True, but we won't be around to see it, because of the black hole that will be created by the mass of all of the disco records we'll have produced by then.
I don't care if it's 90,000 hectares. That lake was not my doing.
His math works out, averaged over a year:
500e18 J/(356*24*3600 s) = 15.85e12 W
The other possible solution would be bulk energy storage.
... and a third solution is demand shifting via variable pricing. The biggest use of electricity in India is running irrigation pumps. There is no particular reason the pumps need to run everyday, so if you raise the price of electricity on cloudy days, the pumps can be idled. Problem solved.
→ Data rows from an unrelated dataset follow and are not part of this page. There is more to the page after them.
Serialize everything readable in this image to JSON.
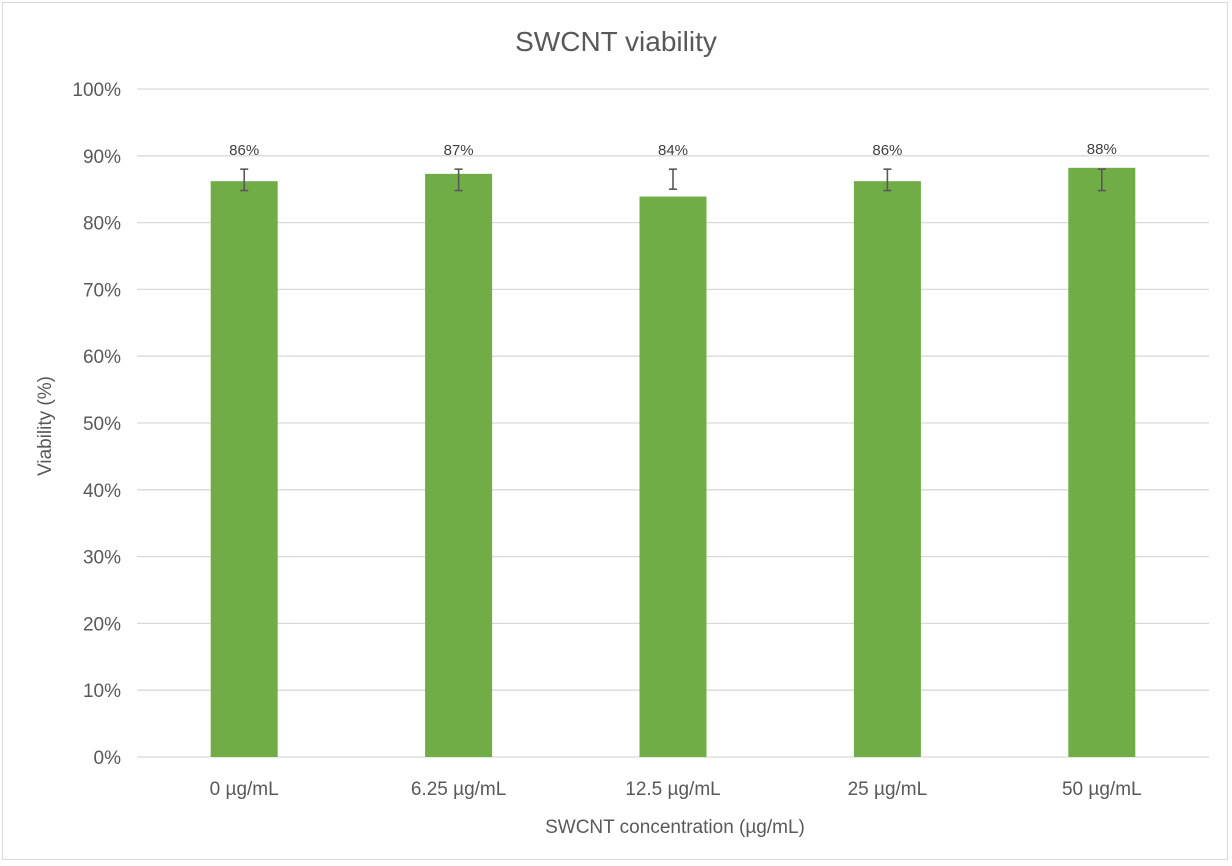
{
  "chart_data": {
    "type": "bar",
    "title": "SWCNT viability",
    "xlabel": "SWCNT concentration (µg/mL)",
    "ylabel": "Viability (%)",
    "categories": [
      "0 µg/mL",
      "6.25 µg/mL",
      "12.5 µg/mL",
      "25 µg/mL",
      "50 µg/mL"
    ],
    "series": [
      {
        "values": [
          86.2,
          87.3,
          83.9,
          86.2,
          88.2
        ],
        "data_labels": [
          "86%",
          "87%",
          "84%",
          "86%",
          "88%"
        ],
        "error_low": [
          84.8,
          84.8,
          85.0,
          84.8,
          84.8
        ],
        "error_high": [
          88.0,
          88.0,
          88.0,
          88.0,
          88.0
        ]
      }
    ],
    "ylim": [
      0,
      100
    ],
    "yticks": [
      0,
      10,
      20,
      30,
      40,
      50,
      60,
      70,
      80,
      90,
      100
    ],
    "ytick_labels": [
      "0%",
      "10%",
      "20%",
      "30%",
      "40%",
      "50%",
      "60%",
      "70%",
      "80%",
      "90%",
      "100%"
    ],
    "grid": "horizontal",
    "legend": "none",
    "colors": {
      "bar": "#70ad47",
      "error_bar": "#595959",
      "grid": "#d9d9d9",
      "text": "#595959"
    }
  }
}
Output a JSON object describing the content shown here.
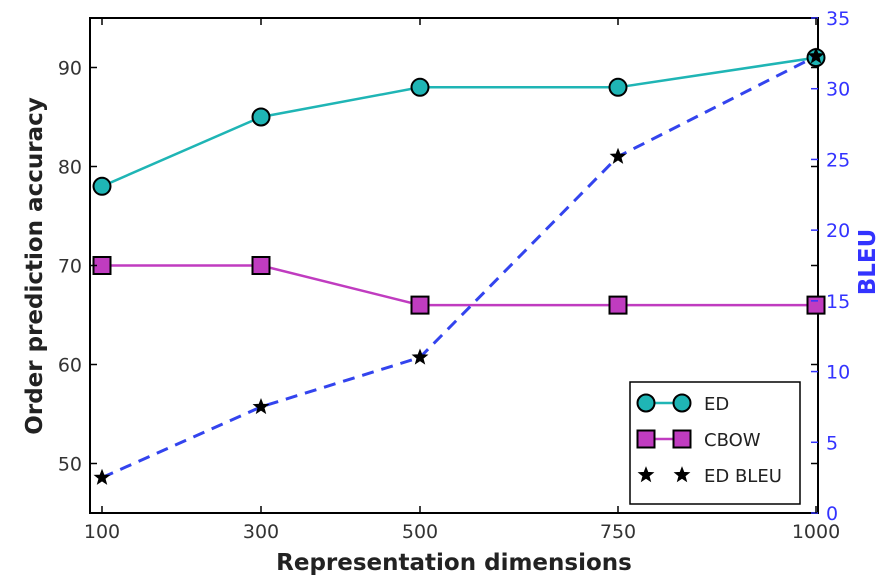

if we keep expanding our energy use at the present rate, in 2000 years, we will need more energy than all the stars in our galaxy produce.
In America, per capita electrical energy consumption peaked in 2007, is now 6.4% lower, and is continuing to decline. If this trend continues, in 2000 years, the fission of a single atom of U-235 will supply all of our energy needs.
you should consider posting it a 3rd time, just in case.
CLI paste? paste.pr0.tips!
Your calculation is a just bit too simple and optimistic.
Madurai (about 50km away from the power plant) has an average global horizontal irradiance of 224W/m**2.
At 9 degree latitude North, the optimum tilt angle is pretty close to horizontal : 10 degree tilt only brings 2% more irradiance over the year
Total insolation is year * average irradiance ~ 1960kWh
The performance ratio of such a power plant could be around 85%, with cable losses, inverter losses and automated cleaning.
The nominal power of the installation is 648MWp, tested under an irradiance of 1000W/m**2.
So your expected yield is :
1960kWh/(m**2*year)*85%*648MW/(1000W/m**2) ~ 1.1 TWh/year
compared to your result of 1.9 TWh/year.
The plant should pay for itself in less than 8 years, and your calculation wasn't too far off.